Analysis of a Large Standardized Food Challenge Data Set to Determine Predictors of Positive Outcome Across Multiple Allergens.

Background: Double-blind placebo-controlled food challenges (DBPCFCs) remain the gold standard for the diagnosis of food allergy; however, challenges require significant time and resources and place the patient at an increased risk for severe allergic adverse events. There have been continued efforts to identify alternative diagnostic methods to replace or minimize the need for oral food challenges (OFCs) in the diagnosis of food allergy.

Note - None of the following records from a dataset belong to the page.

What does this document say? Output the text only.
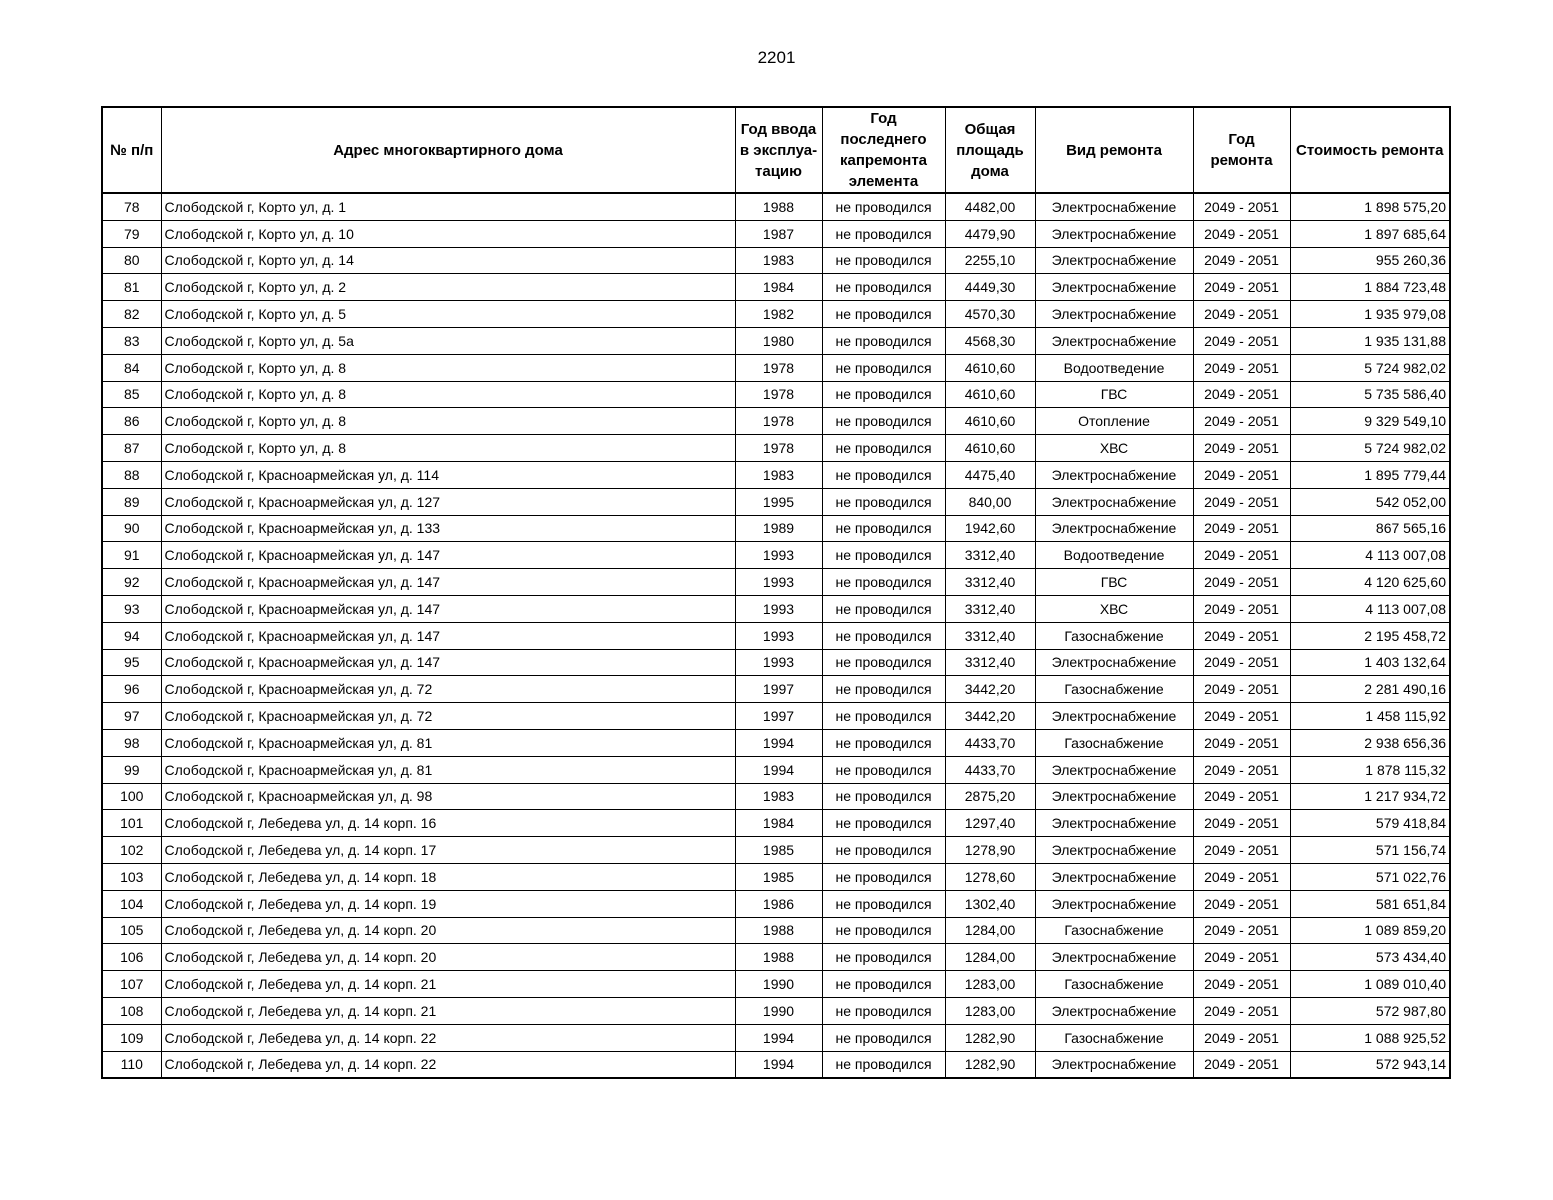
2201
№ п/п	Адрес многоквартирного дома	Год ввода в эксплуа-тацию	Год последнего капремонта элемента	Общая площадь дома	Вид ремонта	Год ремонта	Стоимость ремонта
78	Слободской г, Корто ул, д. 1	1988	не проводился	4482,00	Электроснабжение	2049 - 2051	1 898 575,20
79	Слободской г, Корто ул, д. 10	1987	не проводился	4479,90	Электроснабжение	2049 - 2051	1 897 685,64
80	Слободской г, Корто ул, д. 14	1983	не проводился	2255,10	Электроснабжение	2049 - 2051	955 260,36
81	Слободской г, Корто ул, д. 2	1984	не проводился	4449,30	Электроснабжение	2049 - 2051	1 884 723,48
82	Слободской г, Корто ул, д. 5	1982	не проводился	4570,30	Электроснабжение	2049 - 2051	1 935 979,08
83	Слободской г, Корто ул, д. 5а	1980	не проводился	4568,30	Электроснабжение	2049 - 2051	1 935 131,88
84	Слободской г, Корто ул, д. 8	1978	не проводился	4610,60	Водоотведение	2049 - 2051	5 724 982,02
85	Слободской г, Корто ул, д. 8	1978	не проводился	4610,60	ГВС	2049 - 2051	5 735 586,40
86	Слободской г, Корто ул, д. 8	1978	не проводился	4610,60	Отопление	2049 - 2051	9 329 549,10
87	Слободской г, Корто ул, д. 8	1978	не проводился	4610,60	ХВС	2049 - 2051	5 724 982,02
88	Слободской г, Красноармейская ул, д. 114	1983	не проводился	4475,40	Электроснабжение	2049 - 2051	1 895 779,44
89	Слободской г, Красноармейская ул, д. 127	1995	не проводился	840,00	Электроснабжение	2049 - 2051	542 052,00
90	Слободской г, Красноармейская ул, д. 133	1989	не проводился	1942,60	Электроснабжение	2049 - 2051	867 565,16
91	Слободской г, Красноармейская ул, д. 147	1993	не проводился	3312,40	Водоотведение	2049 - 2051	4 113 007,08
92	Слободской г, Красноармейская ул, д. 147	1993	не проводился	3312,40	ГВС	2049 - 2051	4 120 625,60
93	Слободской г, Красноармейская ул, д. 147	1993	не проводился	3312,40	ХВС	2049 - 2051	4 113 007,08
94	Слободской г, Красноармейская ул, д. 147	1993	не проводился	3312,40	Газоснабжение	2049 - 2051	2 195 458,72
95	Слободской г, Красноармейская ул, д. 147	1993	не проводился	3312,40	Электроснабжение	2049 - 2051	1 403 132,64
96	Слободской г, Красноармейская ул, д. 72	1997	не проводился	3442,20	Газоснабжение	2049 - 2051	2 281 490,16
97	Слободской г, Красноармейская ул, д. 72	1997	не проводился	3442,20	Электроснабжение	2049 - 2051	1 458 115,92
98	Слободской г, Красноармейская ул, д. 81	1994	не проводился	4433,70	Газоснабжение	2049 - 2051	2 938 656,36
99	Слободской г, Красноармейская ул, д. 81	1994	не проводился	4433,70	Электроснабжение	2049 - 2051	1 878 115,32
100	Слободской г, Красноармейская ул, д. 98	1983	не проводился	2875,20	Электроснабжение	2049 - 2051	1 217 934,72
101	Слободской г, Лебедева ул, д. 14 корп. 16	1984	не проводился	1297,40	Электроснабжение	2049 - 2051	579 418,84
102	Слободской г, Лебедева ул, д. 14 корп. 17	1985	не проводился	1278,90	Электроснабжение	2049 - 2051	571 156,74
103	Слободской г, Лебедева ул, д. 14 корп. 18	1985	не проводился	1278,60	Электроснабжение	2049 - 2051	571 022,76
104	Слободской г, Лебедева ул, д. 14 корп. 19	1986	не проводился	1302,40	Электроснабжение	2049 - 2051	581 651,84
105	Слободской г, Лебедева ул, д. 14 корп. 20	1988	не проводился	1284,00	Газоснабжение	2049 - 2051	1 089 859,20
106	Слободской г, Лебедева ул, д. 14 корп. 20	1988	не проводился	1284,00	Электроснабжение	2049 - 2051	573 434,40
107	Слободской г, Лебедева ул, д. 14 корп. 21	1990	не проводился	1283,00	Газоснабжение	2049 - 2051	1 089 010,40
108	Слободской г, Лебедева ул, д. 14 корп. 21	1990	не проводился	1283,00	Электроснабжение	2049 - 2051	572 987,80
109	Слободской г, Лебедева ул, д. 14 корп. 22	1994	не проводился	1282,90	Газоснабжение	2049 - 2051	1 088 925,52
110	Слободской г, Лебедева ул, д. 14 корп. 22	1994	не проводился	1282,90	Электроснабжение	2049 - 2051	572 943,14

Methods: Data was extracted for all IRB-approved, Stanford-initiated clinical protocols involving standardized screening OFCs to a cumulative dose of 500 mg protein to any of 11 food allergens in participants with elevated skin prick test (SPT) and/or specific IgE (sIgE) values to the challenged food across 7 sites. Baseline population characteristics, biomarkers, and challenge outcomes were analyzed to develop diagnostic criteria predictive of positive OFCs across multiple allergens in our multi-allergic cohorts. Results: A total of 1247 OFCs completed by 427 participants were analyzed in this cohort. Eighty-five percent of all OFCs had positive challenges. A history of atopic dermatitis and multiple food allergies were significantly associated with a higher risk of positive OFCs. The majority of food-specific SPT, sIgE, and sIgE/total IgE (tIgE) thresholds calculated from cumulative tolerated dose (CTD)-dependent receiver operator curves (ROC) had high discrimination of OFC outcome (area under the curves > 0.75). Participants with values above the thresholds were more likely to have positive challenges. Conclusions: This is the first study, to our knowledge, to not only adjust for tolerated allergen dose in predicting OFC outcome, but to also use this method to establish biomarker thresholds. The presented findings suggest that readily obtainable biomarker values and patient demographics may be of use in the prediction of OFC outcome and food allergy. In the subset of patients with SPT or sIgE values above the thresholds, values appear highly predictive of a positive OFC and true food allergy. While these values are relatively high, they may serve as an appropriate substitute for food challenges in clinical and research settings.